Peru's distinctive culture may make it seem like a whole other world. But experiencing it isn't difficult. Sample a few local pleasures and you'll fit right in.
Exploring the Past
Machu Picchu is amazing, but there's plenty more to see of Peru's fascinating past. Stand at Cajamarca where Inca Atahualpa was captured by Spanish leader Francisco Pizzaro. Explore the ancient Moche culture by walking about its adobe pyramids. Puzzle over the mysterious Nazca Lines from the sky. Then enjoy city life in Spanish-influenced Lima, Trujillo, and Arequipa, with their colonial-era mansions, churches, monasteries, and museums.
Peruvian history is best understood by visiting its people and experiencing its cultures. The islands of Lake Titicaca reveal a slice of raw ancient Andean culture. It's as if time has frozen while Quechua and Aymará families live and work off the land, eating and dressing as they did in the 16th century. It's not much different in the highlands around Cusco, where Quechua-speaking folks farm terraces thousands of years old.
Savoring the Flavors
Peru's culinary cornucopia is as varied and dazzling as its ancient sites and natural wonders. The traditional cuisines of its three geographic regions—the coast, highlands, and jungle—contain dozens of distinctive dishes, which have in turn inspired countless variations and inventions by the country's chefs. The classic dishes of the coast include some spicy seafood concoctions, as well as stewed or sautéed meats. They are complemented by the hearty soups, potato- and quinoa-based dishes of the highlands, and the tropical flavors of the Amazon Basin, which include river fish and jungle fruits.
Regional cuisines have been melded and reinvented in the kitchens of Peru's hotels and restaurants, making every trip a culinary adventure. The greatest selection of traditional and nouveau Peruvian cuisine can be found in Lima, which has become a destination for gastronomical tours and cooking classes.
Life in the Andes, or the sierra, has changed little through the centuries. In many villages Quechua is still the only language spoken. There are few cars and computers, no ATMs, and no restaurants, though you will see locals carrying cell phones. Families live in stone and adobe huts and plumbing is a hole in the ground.
Nearly every family raises animals for food and transport. Parents harvest crops from the ancient terraces while children attend school. Cold temperatures call for hearty foods like soup, potatoes, bread, quinoa, and meats.

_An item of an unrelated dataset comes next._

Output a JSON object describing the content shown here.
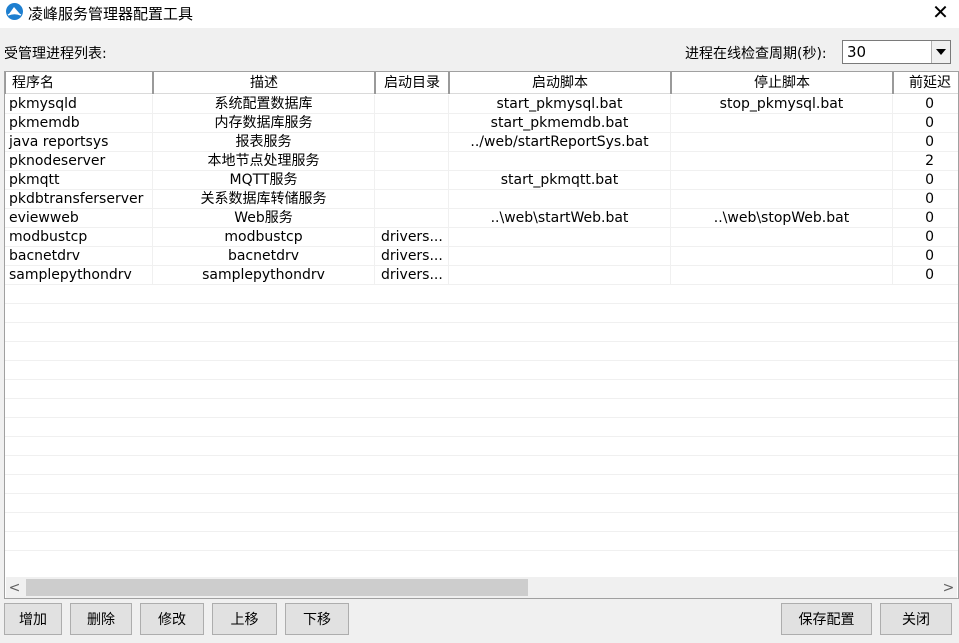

When it comes to fiestas, these villagers know how to let loose. No major floats needed. Parades consist of local instruments, traditional folk dances that reenact Peruvian history, hand-sewn clothing embroidered with bright colors, a crowd, and lots of alcohol.
It may be best known for its cultural treasures, but Peru is also prodigious playground for outdoor enthusiasts of all stripes. The mountains around Cusco, and the Cordillera Blanca, are traversed by an array of trekking routes, whereas their peaks provide challenges for seasoned mountaineers. Several highland rivers offer formidable white-water rafting routes, whereas the lowland rivers are routes for exploring the jungle. The Pacific coast has a dozen world-class surf breaks, as well as smaller swells appropriate for learning that sport.
If you include activities such as mountain biking, paragliding, and zip-line tours through the forest canopy, you'll have enough outdoor adventure options to keep your adrenal glands pumping for much of your vacation.